質問主意書

第176回国会(臨時会)

答弁書


答弁書第七号

内閣参質一七六第七号
  平成二十二年十月十二日
内閣総理大臣 菅 直人   


       参議院議長 西岡 武夫 殿

参議院議員糸数慶子君提出クラスター弾禁止条約に関する質問に対し、別紙答弁書を送付する。



   参議院議員糸数慶子君提出クラスター弾禁止条約に関する質問に対する答弁書

一について

 クラスター弾に関する条約(平成二十二年条約第五号。以下「本条約」という。)は、クラスター弾の使用、生産、保有、移譲等の禁止及びその廃棄等を義務付けるとともに、国際的な協力の枠組みの構築等について規定している。
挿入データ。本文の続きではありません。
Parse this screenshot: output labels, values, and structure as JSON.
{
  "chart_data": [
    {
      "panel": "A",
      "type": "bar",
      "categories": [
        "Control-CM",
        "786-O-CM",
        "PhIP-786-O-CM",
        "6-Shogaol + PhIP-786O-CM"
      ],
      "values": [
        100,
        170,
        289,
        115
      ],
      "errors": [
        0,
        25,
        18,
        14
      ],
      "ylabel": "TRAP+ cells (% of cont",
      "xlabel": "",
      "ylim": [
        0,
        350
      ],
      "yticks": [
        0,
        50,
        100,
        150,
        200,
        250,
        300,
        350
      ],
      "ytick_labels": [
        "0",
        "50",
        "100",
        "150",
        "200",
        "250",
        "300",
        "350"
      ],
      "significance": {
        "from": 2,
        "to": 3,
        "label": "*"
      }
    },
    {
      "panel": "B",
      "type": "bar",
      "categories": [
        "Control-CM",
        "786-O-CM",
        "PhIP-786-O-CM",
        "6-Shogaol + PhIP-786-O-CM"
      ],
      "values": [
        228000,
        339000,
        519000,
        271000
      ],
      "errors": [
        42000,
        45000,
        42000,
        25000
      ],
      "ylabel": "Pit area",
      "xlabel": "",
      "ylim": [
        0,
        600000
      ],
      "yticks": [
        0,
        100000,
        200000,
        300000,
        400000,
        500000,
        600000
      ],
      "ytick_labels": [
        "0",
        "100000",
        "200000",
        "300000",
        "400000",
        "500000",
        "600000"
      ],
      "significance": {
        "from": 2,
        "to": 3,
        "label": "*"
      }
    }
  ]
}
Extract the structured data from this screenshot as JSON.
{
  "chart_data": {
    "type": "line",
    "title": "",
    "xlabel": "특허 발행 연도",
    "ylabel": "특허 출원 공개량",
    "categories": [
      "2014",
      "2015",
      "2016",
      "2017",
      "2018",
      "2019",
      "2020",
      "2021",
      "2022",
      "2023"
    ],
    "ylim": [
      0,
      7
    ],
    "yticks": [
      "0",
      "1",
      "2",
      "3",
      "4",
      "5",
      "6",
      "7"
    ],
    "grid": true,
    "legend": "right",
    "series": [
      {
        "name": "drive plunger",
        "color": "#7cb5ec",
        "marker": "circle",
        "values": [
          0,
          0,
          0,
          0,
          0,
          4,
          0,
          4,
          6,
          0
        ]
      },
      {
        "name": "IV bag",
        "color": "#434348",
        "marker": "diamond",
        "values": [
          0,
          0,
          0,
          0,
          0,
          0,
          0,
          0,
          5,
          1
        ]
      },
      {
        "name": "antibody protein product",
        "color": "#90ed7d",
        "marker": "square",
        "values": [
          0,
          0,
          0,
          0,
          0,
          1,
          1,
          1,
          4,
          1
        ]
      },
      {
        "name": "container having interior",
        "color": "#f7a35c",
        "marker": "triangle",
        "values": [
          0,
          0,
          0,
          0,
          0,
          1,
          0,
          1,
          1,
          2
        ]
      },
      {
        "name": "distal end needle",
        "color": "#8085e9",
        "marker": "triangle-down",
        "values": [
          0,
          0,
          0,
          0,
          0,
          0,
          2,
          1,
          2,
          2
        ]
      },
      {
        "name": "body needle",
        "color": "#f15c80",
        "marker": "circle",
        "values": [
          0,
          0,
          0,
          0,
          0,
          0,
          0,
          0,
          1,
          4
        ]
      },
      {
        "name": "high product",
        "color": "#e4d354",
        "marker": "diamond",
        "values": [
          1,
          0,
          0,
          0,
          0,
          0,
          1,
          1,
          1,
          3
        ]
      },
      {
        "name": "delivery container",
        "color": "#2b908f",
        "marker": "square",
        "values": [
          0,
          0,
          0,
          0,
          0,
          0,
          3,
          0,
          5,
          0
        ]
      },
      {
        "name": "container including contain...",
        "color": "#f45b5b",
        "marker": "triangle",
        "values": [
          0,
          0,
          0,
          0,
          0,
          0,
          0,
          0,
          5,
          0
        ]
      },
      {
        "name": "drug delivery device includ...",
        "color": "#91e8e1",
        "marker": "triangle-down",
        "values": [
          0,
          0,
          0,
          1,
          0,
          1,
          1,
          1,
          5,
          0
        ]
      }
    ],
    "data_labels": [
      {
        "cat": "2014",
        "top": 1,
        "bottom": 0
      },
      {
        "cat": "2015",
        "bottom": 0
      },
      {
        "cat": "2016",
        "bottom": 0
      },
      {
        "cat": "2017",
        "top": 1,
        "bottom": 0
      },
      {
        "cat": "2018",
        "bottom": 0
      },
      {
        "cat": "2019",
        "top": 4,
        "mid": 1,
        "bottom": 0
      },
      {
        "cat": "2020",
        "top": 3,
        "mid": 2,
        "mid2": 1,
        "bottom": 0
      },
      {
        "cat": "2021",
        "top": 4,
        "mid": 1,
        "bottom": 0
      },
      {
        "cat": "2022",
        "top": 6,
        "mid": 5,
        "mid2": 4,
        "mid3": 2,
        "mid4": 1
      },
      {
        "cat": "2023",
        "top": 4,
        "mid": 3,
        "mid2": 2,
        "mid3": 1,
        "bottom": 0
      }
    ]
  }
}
我が国による本条約の締結は、クラスター弾がもたらす人道上の懸念への対応に向けた国際的な協力を促進するとの見地から有意義であると考える。

二について

 現時点において陸上自衛隊が保有するクラスター弾の種類及び保有数は、「多連装ロケットシステム二百九十八ミリメートル、M二六多目的弾」が二千二百三十二発、「七十ミリメートルRL、M二六一多目的弾」が七千三百二十九発及び「〇三式百五十五ミリメートルりゅう弾砲用多目的弾」が二千七百二発であり、保有総数は、一万二千二百六十三発である。また、現時点において航空自衛隊が保有するクラスター弾の種類及び保有数は、「千ポンドクラスター爆弾(CBU―八七/B)」が千七百四十八発である。なお、海上自衛隊は、クラスター弾を保有していない。

三について

 現在、クラスター弾の具体的な廃棄方法、廃棄期間、廃棄費用等についての調査を民間委託しているところであり、この調査結果を踏まえた上で自衛隊が保有するクラスター弾の具体的な廃棄計画を決定することとしている。

四について

 我が国は、クラスター弾がもたらす人道上の懸念への対応に向けた国際的な協力を促進するとの見地から、できる限り多くの国が本条約を締結し、かつ、非締約国であってもクラスター弾の使用を抑制することが重要であると考えている。
 このような考えに基づき、我が国は、二国間及び多数国間の協議の機会を通じて、中国、ロシア、米国を含む非締約国に対し、本条約第二十一条1及び2の規定の趣旨を説明し、理解を求めるなどの働きかけを行っている。また、我が国は、ラオス(本年十一月に開催される本条約の第一回締約国会議の議長国)、ベルギー、カナダ等と協力して、八十四か国の非締約国に対し書簡を発出し、非締約国による本条約の早期締結を働きかけている。

五について

 本条約第二十一条1及び2の規定は、締約国が非締約国に対し本条約の批准等を奨励すること及び非締約国がクラスター弾の使用を抑制するよう締約国が最善の努力を払う旨を規定しているが、同条3の規定は、締約国又はその軍事上の要員若しくは国民は、締約国に対して禁止されている活動を行うことのある非締約国との間で一定の軍事的な協力及び軍事行動を行うことができる旨を規定している。
 これらの規定は、締約国が非締約国と共に国際連合平和維持活動等に参加する場合や非締約国の軍隊が締約国に駐留を認められる場合があるという国際社会の現実と、できる限り多くの国の参加を得て、クラスター弾がもたらす人道上の懸念への対応に向けた国際的な協力の枠組みを早期に構築する必要性とのバランスを考慮した上で作成されたものであると理解している。

六及び七について

 「沖縄に駐留する米軍は、クラスター弾を使用した訓練等を実施している」との御指摘については、そのような報道があったことは承知している。また、本年九月三十日に沖縄県嘉手納町議会より、政府に対し、FA一八戦闘攻撃機によるクラスター弾搭載投下訓練に対する意見書が提出されたことは承知している。
 米国によれば、在日米軍は、日本国とアメリカ合衆国との間の相互協力及び安全保障条約(昭和三十五年条約第六号)の目的の達成のために必要な訓練を定期的に行っているが、訓練内容、使用弾種、訓練実施場所等の詳細については、運用上の理由から明らかにできないとしている。
 その上で、あくまで一般論としていえば、米国は、本条約を締結していないことから、本条約上の義務を負っていない。また、我が国も、本条約上、在日米軍によるクラスター弾の使用を禁止する義務は負っていない。ただし、我が国は、本条約第二十一条2の規定に従い、米国によるクラスター弾の使用を抑制するよう最善の努力を払う考えである。